Alabama is the least vaccinated state in the country, according to the Centers for Disease Control and Prevention, and the only state in the country where fewer than 40% of the population has had at least one vaccination shot.
The majority of local school districts released their reopening plans in late July, outlining a return to mostly if not completely traditional in-person schooling. So, what does that mean for masks?
Following recent updated guidelines from the Centers for Disease Control, the Alabama Department of Public Health issued new guidelines for Alabama Schools on Aug. 2.
The ADPH toolkit states that masks and social distancing of at least three feet (six feet is better) are required in order for schools to open safely. It goes on to note that if both of these requirements are followed, students who are asymptomatic will not have to quarantine if they have been exposed to COVID-19.
“For those who are eligible, vaccination remains our most potent strategy for preventing disease among students, faculty and staff, and vaccination also eliminates the need for quarantine among many of the close contacts in our schools,” said State Health Officer Dr. Scott Harris, in a release. “Other mitigation strategies, such as face coverings, distancing, and hygiene measures are also important, especially in those communities that are experiencing high levels of COVID-19 transmission.”
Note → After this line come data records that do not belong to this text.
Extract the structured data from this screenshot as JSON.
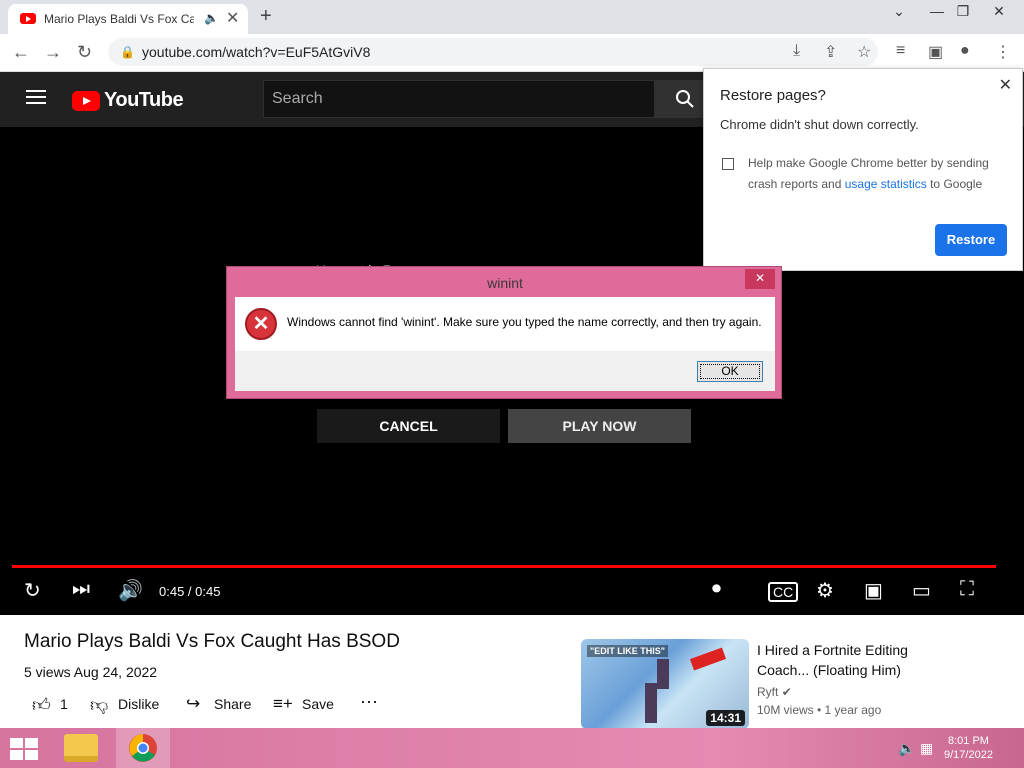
{
  "browser": {
    "tab_title": "Mario Plays Baldi Vs Fox Caught Has BSOD - YouTube",
    "tab_title_visible": "Mario Plays Baldi Vs Fox Cau",
    "url": "youtube.com/watch?v=EuF5AtGviV8"
  },
  "youtube": {
    "logo": "YouTube",
    "search_placeholder": "Search"
  },
  "player": {
    "upnext_text": "Up next in 7",
    "cancel_label": "CANCEL",
    "playnow_label": "PLAY NOW",
    "timecode": "0:45 / 0:45",
    "progress": 1.0
  },
  "restore_popup": {
    "title": "Restore pages?",
    "message": "Chrome didn't shut down correctly.",
    "checkbox_line1": "Help make Google Chrome better by sending",
    "checkbox_line2_pre": "crash reports and ",
    "checkbox_link": "usage statistics",
    "checkbox_line2_post": " to Google",
    "restore_label": "Restore",
    "close": "✕"
  },
  "error_dialog": {
    "title": "winint",
    "message": "Windows cannot find 'winint'. Make sure you typed the name correctly, and then try again.",
    "ok_label": "OK",
    "close": "✕"
  },
  "video": {
    "title": "Mario Plays Baldi Vs Fox Caught Has BSOD",
    "meta": "5 views  Aug 24, 2022",
    "likes": "1",
    "dislike_label": "Dislike",
    "share_label": "Share",
    "save_label": "Save"
  },
  "recommendation": {
    "title": "I Hired a Fortnite Editing Coach... (Floating Him)",
    "channel": "Ryft",
    "views": "10M views • 1 year ago",
    "duration": "14:31",
    "thumb_caption": "\"EDIT LIKE THIS\""
  },
  "taskbar": {
    "time": "8:01 PM",
    "date": "9/17/2022"
  },
  "colors": {
    "youtube_red": "#ff0000",
    "chrome_blue": "#1a73e8",
    "taskbar_pink": "#e58bb2"
  }
}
In response to the updated guidelines, Homewood City Schools and Mountain Brook Schools have reversed their initial plans in favor of requiring masks while indoors.
Homewood City Schools made its announcement on Aug. 2, stating, “If last year taught us anything, we know how important in-person instruction is for our students. In order to keep our students and teachers in the classrooms, facial coverings will be required inside school buildings. Facial coverings inside our schools will significantly reduce the number of students who are required to quarantine.”
Mountain Brook Schools made its updated policy announcement on Aug. 4.
In a letter to the school community, Superintendent Dr. Dicky Barlow states, “To be very clear, these decisions are not determined by petitions, popularity or political leanings. These decisions are made solely on the recommendations and consultations with our public health officials who are trained and have the expertise to make such recommendations.”
Hoover City Schools, Shelby County City Schools and Vestavia Hills City Schools each announced in late July that masks will be optional for faculty and students.
The Hoover City Schools Board of Education will host a special called work session Aug. 5 at 5:30 p.m. to discuss the school district’s reopening plan. The session will be livestreamed and available on the system’s YouTube channel.